McLean and Kellar weren't convinced. They wondered whether they could face legal consequences. Montes, who had drafted another page of clarification for the ordinance, assured them that language clarified owners' right to earn a fair rate or return and gave them a process to do so. McLean and Kellar also worried about whether the plan could backfire and lead to even higher rents. Kellar didn't want so much meddling, even dropping the "s" word (socialism) about getting involved with private business. He said things were more complicated than CPI alone. In the end, Boydston's measure went through with a vote from everyone but Kellar. McLean gave her support at the last minue, but she offered an ominous prediction that things might not work out so well.
Interestingly, one of the things that seems to have worked against owners tonight was their aggressive approach of legal threats. Boydston said a letter he received last night used a lot of invective and threats, and he said this was not called for. Likewise, other councilmembers felt that being constantly threatened wasn't the most productive approach. So the residents, some of whom were just hoping to still get a 2.6% floor, came out better than they expected. Now, rents will increase by the CPI, with a cap of 5%. Additionally, there is clear language allowing owners to raise rents higher if needed for a fair rate of return or to make improvements.
The Bulldozer for Star Oil
24148 Pine Street is home to two old structures, one of which is the so-called Star Oil House. It once hosted magnates from Southern California's fledgling oil industry, so it was designated as a historic building. But when a fire swept through, the building suffered and is considered a "total loss." Tonight's hearing removed the historic designation from the structure and directed it and the other structure to be torn down.

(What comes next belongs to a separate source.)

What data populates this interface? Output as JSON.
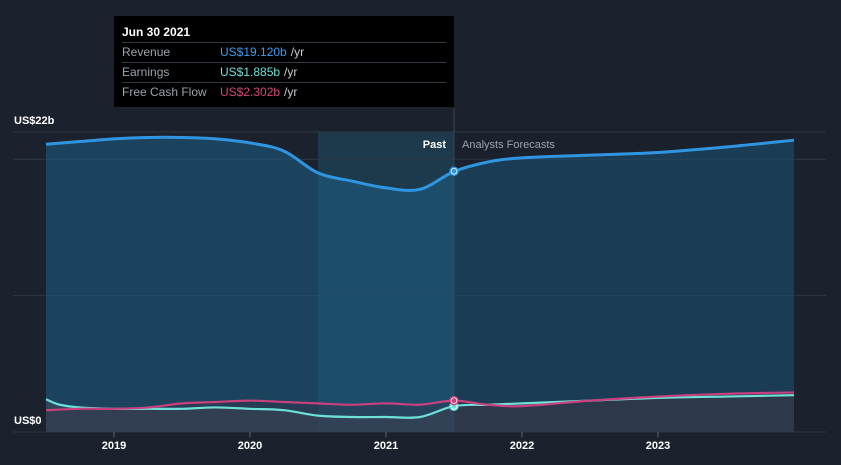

Leon Worden spoke about some historical ambiguity concerning the identity and significance of the second structure. He asked that it be allowed to remain until the SCV Historical Society could investigate further. Unswayed, Laurene Weste pushed for the recommended action of tearing both structures down. She assumed that City Manager Striplin would have enough sense and prudence to let the historical society look through the building for artifacts, etc. before directing it to be destroyed. Boydston and Striplin, however, preferred more explicit direction, so it was ultimately decided that there would be a month during which the SCV Historical Society could investigate. Unless something significant was discovered, both structures would be taken down.
After Cam Noltemeyer offtered a wide-ranging and characteristically dissatisfied remark about the state of things in Santa Clarita, the meeting adjourned at 9:21.